1st Factory destroyed by lava - 2nd Factory destroyed by fire
The original fishing factory, situated on Big Beach was totally destroyed by the lava flow from the 1961 volcanic eruption. The modern factory was built on a plateau above the new Calshot Harbour in 1965 and opened in time for for the first fishing day on 23rd May 1966. See pictures and information on the factory in our Background of the Fishing Factory Feature below and also on our Fishing and Fishing News pages for more about Tristan's Fishing Industry.

Photograph of the fish processing factory
on a plateau above Calshot Harbour before the 2008 fire

Photograph from Desiree Repetto taken
on the morning of Thursday 13th February 2008

Building a 21st Century Tristan da Cunha Fishing Factory

Factory Building Update
From a report produced by Andrew James (Ovenstones) to the Tristan Island Council in May 2008

Tristan Da Cunha New Factory
featuring :
Portal Frame Construction; Aluminium Sheeting; Designed to withstand: a wind speed of 100 knots and seismic activities up to 7.5 on the Richter Scale; Modular design for ease of shipping and erection.

New Factory Design
The overall design of the new factory and power plant has been finalised and the general layout is shown in plans which we hope to first publish in the August 2008 newsletter. Detailed layout of the factory is a work in progress and Ovenstones are awaiting the return of Manager Erik McKenzie to Cape Town for his final input into the detailed design and layout.

The new factory will be considerably simpler in layout and far more efficient from a processing perspective. The factory is designed to be EU compliant in consultation with the SABS (subject to the Government putting in place the regulatory infrastructure the fish product from the factory should then gain access to EU markets).

The factory and power plant structures have been designed with Tristan’s environment in mind. They have been designed to withstand wind forces of 100 knots and seismic events up to 7.5 on the Richter Scale.

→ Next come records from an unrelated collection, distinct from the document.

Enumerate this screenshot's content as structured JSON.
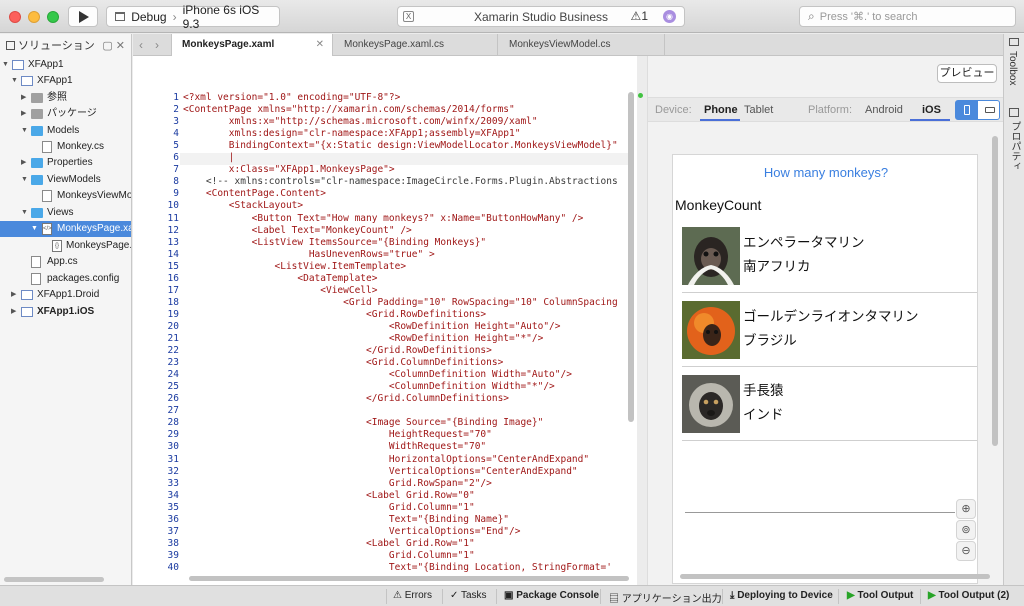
{
  "toolbar": {
    "config": "Debug",
    "device": "iPhone 6s iOS 9.3",
    "status_title": "Xamarin Studio Business",
    "warning_count": "1",
    "search_placeholder": "Press '⌘.' to search"
  },
  "solution_pad": {
    "title": "ソリューション",
    "items": [
      {
        "label": "XFApp1"
      },
      {
        "label": "XFApp1"
      },
      {
        "label": "参照"
      },
      {
        "label": "パッケージ"
      },
      {
        "label": "Models"
      },
      {
        "label": "Monkey.cs"
      },
      {
        "label": "Properties"
      },
      {
        "label": "ViewModels"
      },
      {
        "label": "MonkeysViewModel.cs"
      },
      {
        "label": "Views"
      },
      {
        "label": "MonkeysPage.xaml"
      },
      {
        "label": "MonkeysPage.xaml.cs"
      },
      {
        "label": "App.cs"
      },
      {
        "label": "packages.config"
      },
      {
        "label": "XFApp1.Droid"
      },
      {
        "label": "XFApp1.iOS"
      }
    ]
  },
  "tabs": [
    {
      "label": "MonkeysPage.xaml"
    },
    {
      "label": "MonkeysPage.xaml.cs"
    },
    {
      "label": "MonkeysViewModel.cs"
    }
  ],
  "editor": {
    "lines": [
      "<?xml version=\"1.0\" encoding=\"UTF-8\"?>",
      "<ContentPage xmlns=\"http://xamarin.com/schemas/2014/forms\"",
      "        xmlns:x=\"http://schemas.microsoft.com/winfx/2009/xaml\"",
      "        xmlns:design=\"clr-namespace:XFApp1;assembly=XFApp1\"",
      "        BindingContext=\"{x:Static design:ViewModelLocator.MonkeysViewModel}\"",
      "        |",
      "        x:Class=\"XFApp1.MonkeysPage\">",
      "    <!-- xmlns:controls=\"clr-namespace:ImageCircle.Forms.Plugin.Abstractions",
      "    <ContentPage.Content>",
      "        <StackLayout>",
      "            <Button Text=\"How many monkeys?\" x:Name=\"ButtonHowMany\" />",
      "            <Label Text=\"MonkeyCount\" />",
      "            <ListView ItemsSource=\"{Binding Monkeys}\"",
      "                      HasUnevenRows=\"true\" >",
      "                <ListView.ItemTemplate>",
      "                    <DataTemplate>",
      "                        <ViewCell>",
      "                            <Grid Padding=\"10\" RowSpacing=\"10\" ColumnSpacing",
      "                                <Grid.RowDefinitions>",
      "                                    <RowDefinition Height=\"Auto\"/>",
      "                                    <RowDefinition Height=\"*\"/>",
      "                                </Grid.RowDefinitions>",
      "                                <Grid.ColumnDefinitions>",
      "                                    <ColumnDefinition Width=\"Auto\"/>",
      "                                    <ColumnDefinition Width=\"*\"/>",
      "                                </Grid.ColumnDefinitions>",
      "",
      "                                <Image Source=\"{Binding Image}\"",
      "                                    HeightRequest=\"70\"",
      "                                    WidthRequest=\"70\"",
      "                                    HorizontalOptions=\"CenterAndExpand\"",
      "                                    VerticalOptions=\"CenterAndExpand\"",
      "                                    Grid.RowSpan=\"2\"/>",
      "                                <Label Grid.Row=\"0\"",
      "                                    Grid.Column=\"1\"",
      "                                    Text=\"{Binding Name}\"",
      "                                    VerticalOptions=\"End\"/>",
      "                                <Label Grid.Row=\"1\"",
      "                                    Grid.Column=\"1\"",
      "                                    Text=\"{Binding Location, StringFormat='"
    ]
  },
  "preview": {
    "button": "プレビュー",
    "device_label": "Device:",
    "device_options": [
      "Phone",
      "Tablet"
    ],
    "platform_label": "Platform:",
    "platform_options": [
      "Android",
      "iOS"
    ],
    "app": {
      "button_text": "How many monkeys?",
      "count_label": "MonkeyCount",
      "monkeys": [
        {
          "name": "エンペラータマリン",
          "location": "南アフリカ"
        },
        {
          "name": "ゴールデンライオンタマリン",
          "location": "ブラジル"
        },
        {
          "name": "手長猿",
          "location": "インド"
        }
      ]
    }
  },
  "right_strip": {
    "toolbox": "Toolbox",
    "properties": "プロパティ"
  },
  "status_bar": {
    "errors": "Errors",
    "tasks": "Tasks",
    "package_console": "Package Console",
    "app_output": "アプリケーション出力",
    "deploying": "Deploying to Device",
    "tool_output": "Tool Output",
    "tool_output_2": "Tool Output (2)"
  }
}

The company have designed very sturdy, fit for the purpose, buildings that will serve the Island and lobster operation for many years to come – well beyond Ovenstone’s current horizon of 2016. We look forward to being able to utilise the buildings for some time to come!

Anchor Steel
Anchor Steel has been contracted for the design (completed) manufacture (in progress) and erection of the structures. This company specialises in the modular design and construction of steel portal and aluminium clad structures, often in very remote locations with limited infrastructure.

Anchor Steel is a specialist steel construction company with a relatively small highly skilled team well suited to offshore building erection, fast track projects and the capability of steel erection without large on-site cranes. Previous projects have included those across Africa, UK and Saudi Arabia.

Power Plant
The power plant facility is separated from the factory. Although this is a more expensive option for Ovenstone, they believe it is the right long term choice to make. The plan shows 4 generator units, as this was drawn on the basis of the CTBTO proposal tabled in Cape Town in April 2008.

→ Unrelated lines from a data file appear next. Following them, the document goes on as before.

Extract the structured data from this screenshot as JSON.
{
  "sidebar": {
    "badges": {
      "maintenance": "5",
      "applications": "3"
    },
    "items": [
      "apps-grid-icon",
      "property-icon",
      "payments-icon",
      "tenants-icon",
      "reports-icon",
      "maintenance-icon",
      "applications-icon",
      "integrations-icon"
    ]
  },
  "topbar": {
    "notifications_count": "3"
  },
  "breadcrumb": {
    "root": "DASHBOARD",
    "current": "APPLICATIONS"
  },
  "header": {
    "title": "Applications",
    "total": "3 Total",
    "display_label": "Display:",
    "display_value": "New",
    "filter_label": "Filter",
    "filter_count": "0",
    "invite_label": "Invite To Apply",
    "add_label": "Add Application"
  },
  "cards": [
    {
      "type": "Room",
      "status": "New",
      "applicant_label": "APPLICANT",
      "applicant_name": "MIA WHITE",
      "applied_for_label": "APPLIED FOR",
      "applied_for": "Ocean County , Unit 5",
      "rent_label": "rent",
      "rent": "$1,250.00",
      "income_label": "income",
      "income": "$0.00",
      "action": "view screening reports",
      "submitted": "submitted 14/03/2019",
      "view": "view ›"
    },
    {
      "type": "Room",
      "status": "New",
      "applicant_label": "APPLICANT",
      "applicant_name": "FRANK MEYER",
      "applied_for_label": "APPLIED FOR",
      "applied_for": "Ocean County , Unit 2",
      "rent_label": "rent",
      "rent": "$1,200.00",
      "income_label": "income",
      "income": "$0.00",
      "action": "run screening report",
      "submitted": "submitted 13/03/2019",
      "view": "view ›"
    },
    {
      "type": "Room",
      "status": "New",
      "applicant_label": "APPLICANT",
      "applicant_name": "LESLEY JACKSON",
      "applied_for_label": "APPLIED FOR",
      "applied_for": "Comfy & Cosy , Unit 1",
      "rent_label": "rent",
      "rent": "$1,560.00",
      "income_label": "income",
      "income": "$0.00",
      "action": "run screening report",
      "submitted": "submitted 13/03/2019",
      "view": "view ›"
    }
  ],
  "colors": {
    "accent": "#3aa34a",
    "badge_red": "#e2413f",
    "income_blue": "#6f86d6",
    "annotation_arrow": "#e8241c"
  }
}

Status ~ The following plant and materials have been ordered:
Steel for factory and power plant; Aluminium cladding material; Concrete for foundations and flooring; 2 x 350 KVA Volvo generator sets and associated electrical panels and boards

These initial orders have been placed due to repeated and dramatic price increases for these items. For instance steel prices have increased by more than 32 % in 2008. Similarly, due to the electricity generation shortfall in South Africa , generator prices have increased 50 % in the last year.

Schedule
Whilst Ovenstones are making good progress in the factory design and purchasing of plant and materials, we face major logistical challenges in

~ Transport of all plant, equipment and materials to the Island.
~ Landing of plant, equipment and materials at the Island without any heavy lift (5 ton plus) facility.


These two issues will have a major influence on the rebuilding schedule.

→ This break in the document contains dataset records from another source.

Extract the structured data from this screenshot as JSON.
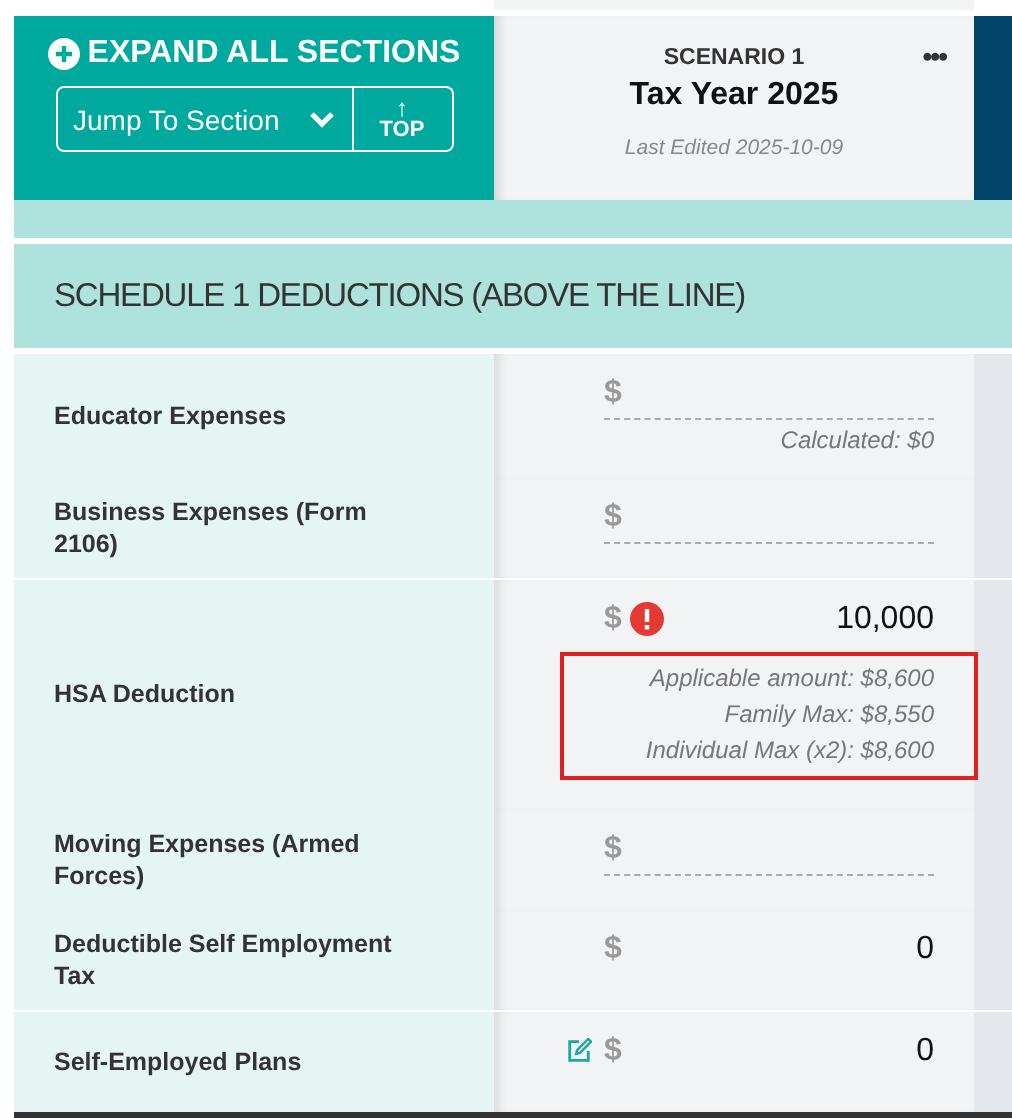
{
  "toolbar": {
    "expand_label": "EXPAND ALL SECTIONS",
    "jump_label": "Jump To Section",
    "top_arrow": "↑",
    "top_label": "TOP"
  },
  "scenario": {
    "name": "SCENARIO 1",
    "title": "Tax Year 2025",
    "last_edited": "Last Edited 2025-10-09",
    "menu": "•••"
  },
  "section": {
    "title": "SCHEDULE 1 DEDUCTIONS (ABOVE THE LINE)"
  },
  "rows": [
    {
      "label": "Educator Expenses",
      "currency": "$",
      "value": "",
      "editable": true,
      "warning": false,
      "edit_icon": false,
      "highlighted": false,
      "notes": [
        "Calculated: $0"
      ]
    },
    {
      "label": "Business Expenses (Form 2106)",
      "currency": "$",
      "value": "",
      "editable": true,
      "warning": false,
      "edit_icon": false,
      "highlighted": false,
      "notes": []
    },
    {
      "label": "HSA Deduction",
      "currency": "$",
      "value": "10,000",
      "editable": false,
      "warning": true,
      "edit_icon": false,
      "highlighted": true,
      "notes": [
        "Applicable amount: $8,600",
        "Family Max: $8,550",
        "Individual Max (x2): $8,600"
      ]
    },
    {
      "label": "Moving Expenses (Armed Forces)",
      "currency": "$",
      "value": "",
      "editable": true,
      "warning": false,
      "edit_icon": false,
      "highlighted": false,
      "notes": []
    },
    {
      "label": "Deductible Self Employment Tax",
      "currency": "$",
      "value": "0",
      "editable": false,
      "warning": false,
      "edit_icon": false,
      "highlighted": false,
      "notes": []
    },
    {
      "label": "Self-Employed Plans",
      "currency": "$",
      "value": "0",
      "editable": false,
      "warning": false,
      "edit_icon": true,
      "highlighted": false,
      "notes": []
    }
  ]
}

  • The recent run of very poor weather at Tristan has also pushed out the Edinburgh dry dock. This may influence this vessel’s schedule in June and August, although Ovenstones will do what they can to mitigate this.

    All the above considered, the rebuilding schedule has been pushed out for a spring start in September/October, rather than in July 2008. The objective remains to have the factory commissioned and ready for operation for the start of the 2009/10 season on 1 July 2009, but everyone must be made aware that there is a significant risk that this target deadline may not be met due to the logistical challenges caused by the loss of the crane.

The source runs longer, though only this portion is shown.